Physically speaking, the Rangers and Capitals did everything in their power to punish the other. It’s why the Rangers dressed Matt Rempefor this series, as another NHL executive put it, “Rempe will play when the other team is heavy, if Detroit had gotten in, I don’t think we would have seen him until Round 2.”

Now the Rangers effectively sit and wait for the Carolina Hurricanes to finish of the New York Islanders.

Inches away

Colton Sissons hit the post on the empty net with 1:50 remaining in a 3-2 game. 

If he scores, the Nashville Predators would have tied the series up at 2-2 and we’d be heading back to Vancouver with some real worry for the Canucks, who have already had to use three goalies in the series. 

Instead the injury-rocked Canucks, with Arturs Silovs in goal, have a 3-1 series lead and are one step away from moving on from the pesky Predators. 

After Sisson’s hit the post, Brock Boeser later forced overtime and completed the hat trick with 6.2 seconds remaining. 

In overtime Vancouver won when Elias Lindholm scored just 62 seconds into the sudden-victory session on a feed from Conor Garland

It was a rough loss for Nashville, who had led 3-1 with less than three minutes remaining. 

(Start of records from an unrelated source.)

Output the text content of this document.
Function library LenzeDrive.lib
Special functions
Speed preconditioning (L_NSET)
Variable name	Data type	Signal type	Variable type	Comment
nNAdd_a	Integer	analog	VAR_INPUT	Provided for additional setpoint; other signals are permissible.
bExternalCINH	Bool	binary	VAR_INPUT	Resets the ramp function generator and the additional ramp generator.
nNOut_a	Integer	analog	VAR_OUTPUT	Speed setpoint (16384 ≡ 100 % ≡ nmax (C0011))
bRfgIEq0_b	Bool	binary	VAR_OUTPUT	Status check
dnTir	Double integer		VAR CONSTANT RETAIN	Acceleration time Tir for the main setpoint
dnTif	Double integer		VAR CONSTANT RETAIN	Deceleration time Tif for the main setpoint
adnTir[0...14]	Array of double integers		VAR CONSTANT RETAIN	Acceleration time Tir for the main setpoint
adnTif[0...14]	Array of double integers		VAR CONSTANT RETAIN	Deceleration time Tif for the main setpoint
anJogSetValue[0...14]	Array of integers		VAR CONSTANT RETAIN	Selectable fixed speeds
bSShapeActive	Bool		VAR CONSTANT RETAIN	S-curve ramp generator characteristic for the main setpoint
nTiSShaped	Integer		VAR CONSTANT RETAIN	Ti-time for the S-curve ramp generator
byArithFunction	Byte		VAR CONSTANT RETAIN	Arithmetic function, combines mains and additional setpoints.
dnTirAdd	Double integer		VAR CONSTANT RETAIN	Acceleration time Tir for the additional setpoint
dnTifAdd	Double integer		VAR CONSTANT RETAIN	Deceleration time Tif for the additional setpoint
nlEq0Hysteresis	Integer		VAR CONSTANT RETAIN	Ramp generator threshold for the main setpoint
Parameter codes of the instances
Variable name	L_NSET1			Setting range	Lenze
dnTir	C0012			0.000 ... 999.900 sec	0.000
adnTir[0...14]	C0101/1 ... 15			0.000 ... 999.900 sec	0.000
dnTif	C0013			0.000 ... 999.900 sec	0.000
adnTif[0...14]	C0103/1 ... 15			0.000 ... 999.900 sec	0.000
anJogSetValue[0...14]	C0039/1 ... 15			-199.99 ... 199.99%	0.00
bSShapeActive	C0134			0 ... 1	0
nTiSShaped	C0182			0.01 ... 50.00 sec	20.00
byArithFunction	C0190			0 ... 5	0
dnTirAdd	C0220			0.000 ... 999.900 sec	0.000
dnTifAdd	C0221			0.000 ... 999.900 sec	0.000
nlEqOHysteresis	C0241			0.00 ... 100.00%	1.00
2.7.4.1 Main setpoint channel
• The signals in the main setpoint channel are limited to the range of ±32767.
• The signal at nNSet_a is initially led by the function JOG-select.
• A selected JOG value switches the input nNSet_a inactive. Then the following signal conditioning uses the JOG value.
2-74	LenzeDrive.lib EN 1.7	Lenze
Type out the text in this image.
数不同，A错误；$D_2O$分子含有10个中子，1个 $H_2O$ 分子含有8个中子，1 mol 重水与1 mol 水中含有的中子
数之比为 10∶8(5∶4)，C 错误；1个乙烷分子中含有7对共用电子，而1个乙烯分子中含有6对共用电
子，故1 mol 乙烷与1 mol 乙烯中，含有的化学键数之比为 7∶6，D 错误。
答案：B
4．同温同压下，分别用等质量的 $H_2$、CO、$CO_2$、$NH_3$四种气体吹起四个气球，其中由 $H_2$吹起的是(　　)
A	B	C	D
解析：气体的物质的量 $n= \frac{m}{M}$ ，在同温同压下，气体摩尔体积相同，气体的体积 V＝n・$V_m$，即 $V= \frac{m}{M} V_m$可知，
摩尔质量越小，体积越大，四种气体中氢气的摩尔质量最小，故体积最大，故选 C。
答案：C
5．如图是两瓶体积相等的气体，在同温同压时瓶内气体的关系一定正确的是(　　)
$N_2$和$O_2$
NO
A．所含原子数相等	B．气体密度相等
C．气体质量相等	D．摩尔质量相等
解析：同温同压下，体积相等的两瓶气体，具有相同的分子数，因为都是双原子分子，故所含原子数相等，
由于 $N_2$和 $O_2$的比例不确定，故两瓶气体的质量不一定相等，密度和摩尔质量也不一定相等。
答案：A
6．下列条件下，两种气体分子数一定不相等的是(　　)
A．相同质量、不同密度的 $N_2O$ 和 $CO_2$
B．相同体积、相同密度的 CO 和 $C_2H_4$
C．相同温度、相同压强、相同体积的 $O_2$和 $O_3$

One of the early frustrations I’ve seen from Predators fans on this has been guided at Nashville coach Andrew Brunette. After all, the reason Brunette didn’t keep the Florida Panthers job when he was interim fill-in was because he was considered a good regular season coach, but maybe not cut for the playoffs. 

To me, drawing those comparisons today feel harsh. 

Brunette is part of a re-tooling in Nashville (we can’t call it a re-build), and playoff hockey is a bonus after the way the Predators opened this season. There’s also nothing a coach can do about Sisson’s hitting the far post on an empty net. 

Makar making magic 

Cale Makar looked like a pro hockey player fooling around in a summer beer league. 


He carried the puck through all three zones, made other players look foolish, and then rifled a wrist shot past a goalie who had no answer. 

But instead of doing this in a summer beer league, he did it against the Winnipeg Jets and the goalie was the presumptive Vezina Trophy winner. 

As the Avalanche won Game 4 5-1, taking a 3-1 series lead, things have started to unravel for Winnipeg. 

A team built on detail-oriented, hard hockey has lost the details and at the same time no longer looks difficult to play against. In fact, if not for the goaltending snafus in Game 1 for Colorado, this series would already be over. 

Shots (not) fired

The Edmonton Oilers only had 13 shots last night. 

That’s not a typo. 

Edmonton also won 1-0 on a goal by Evan Bouchard and a 33-save shutout by Stuart Skinner

That’s not a game anyone would have predicted the Oilers to win before this series or earlier in this season. If Edmonton was going to win, they were going to outscore their problems, not white-knuckle it to the finish in tight games. 

Instead they lead 3-1 on a snoozer, where the story of Los Angeles changing goalies to David Rittich became a non-factor.